Not all of the innovations Emrill launched during the pandemic have focused on reducing the need for Emrill’s technicians to come into contact with their colleagues. In a premier horizontal community in Dubai, we have implemented geofencing to optimise waste management. Each villa is geofenced in the system, so when the waste collection technician enters a villa’s vicinity to empty the garbage bins, his mobile device notifies the system he has visited that property. This data is uploaded in real-time, so if a villa is missed, we can immediately let the waste collection team know. Since launching this system, we have received no complaints from residents about waste collection, and we have achieved this without the need to deploy an additional supervisory element.

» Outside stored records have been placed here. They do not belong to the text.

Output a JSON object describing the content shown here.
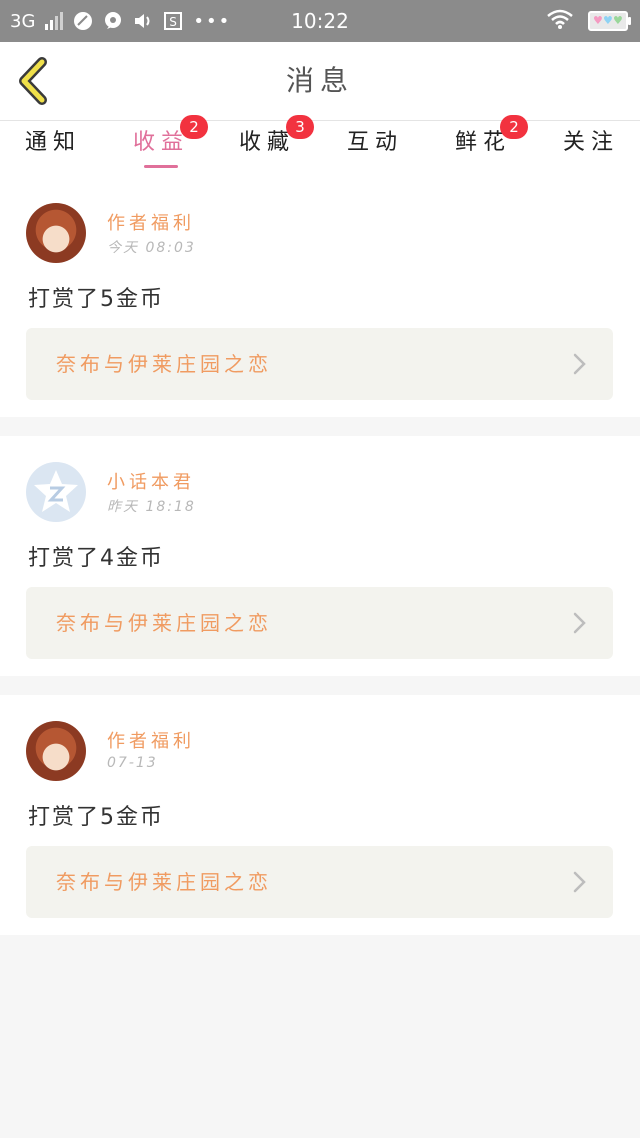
{
  "status_bar": {
    "network": "3G",
    "time": "10:22",
    "icons": [
      "signal-icon",
      "app-icon",
      "chat-icon",
      "volume-icon",
      "s-app-icon",
      "more-icon",
      "wifi-icon",
      "battery-icon"
    ]
  },
  "header": {
    "title": "消息",
    "back_icon": "chevron-left-icon"
  },
  "tabs": [
    {
      "label": "通知",
      "badge": ""
    },
    {
      "label": "收益",
      "badge": "2",
      "active": true
    },
    {
      "label": "收藏",
      "badge": "3"
    },
    {
      "label": "互动",
      "badge": ""
    },
    {
      "label": "鲜花",
      "badge": "2"
    },
    {
      "label": "关注",
      "badge": ""
    }
  ],
  "messages": [
    {
      "sender": "作者福利",
      "time": "今天 08:03",
      "content": "打赏了5金币",
      "link_text": "奈布与伊莱庄园之恋",
      "avatar": "anime-girl-avatar"
    },
    {
      "sender": "小话本君",
      "time": "昨天 18:18",
      "content": "打赏了4金币",
      "link_text": "奈布与伊莱庄园之恋",
      "avatar": "z-logo-avatar"
    },
    {
      "sender": "作者福利",
      "time": "07-13",
      "content": "打赏了5金币",
      "link_text": "奈布与伊莱庄园之恋",
      "avatar": "anime-girl-avatar"
    }
  ],
  "colors": {
    "accent": "#e0709a",
    "sender": "#f09b61",
    "badge": "#f2323f",
    "status_bar": "#8b8b8b"
  }
}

We have also increased the application of automation to improve efficiency. For example, we have installed sensor technology on street and community lighting in the communities we manage. These sensors detect disruptions and outages, identifying which sector they have occurred in, enabling us to proactively restore power or change bulbs promptly instead of waiting to receive a complaint from residents. In the earlier manual auditing process, response to certain areas happens over 24hrs due to wide geographic coverage of the property. This is now being addressed within the hour as the notification is instantaneous, and callouts can be scheduled accordingly.
The ability of the team to detect such failures has improved customer feedback. This is especially important
to critical lights, where an outage poses a safety risk. Upon detecting an outage, the system automatically raises the alarm and puts a call into the duty technician. As a fail-safe, if this call is not answered, the system escalates the issue, calling the supervisor. Once the issue has been resolved and the current flow is restored, the alarm stops and the entire process is logged online in real-time. The implementation of automation has increased the ability of Emrill’s technicians to detect failures, which has had a direct impact on customer satisfaction and happiness. To further enhance this system, we are now trialling it for individual critical lights, in addition to sectors.
Ultimately, technology without purpose is meaningless. Before the pandemic, we recognised that it is not enough to update IT systems to react to market challenges and evolving requirements. Instead, Emrill has continued to redefine its service delivery approach completely, harnessing the potential of young, tech-savvy technicians who have shared their ideas in our Continuous Improvement Workshops and are comfortable with the expanded use of technology with the aim of being more productive rather than clocking hours on a job.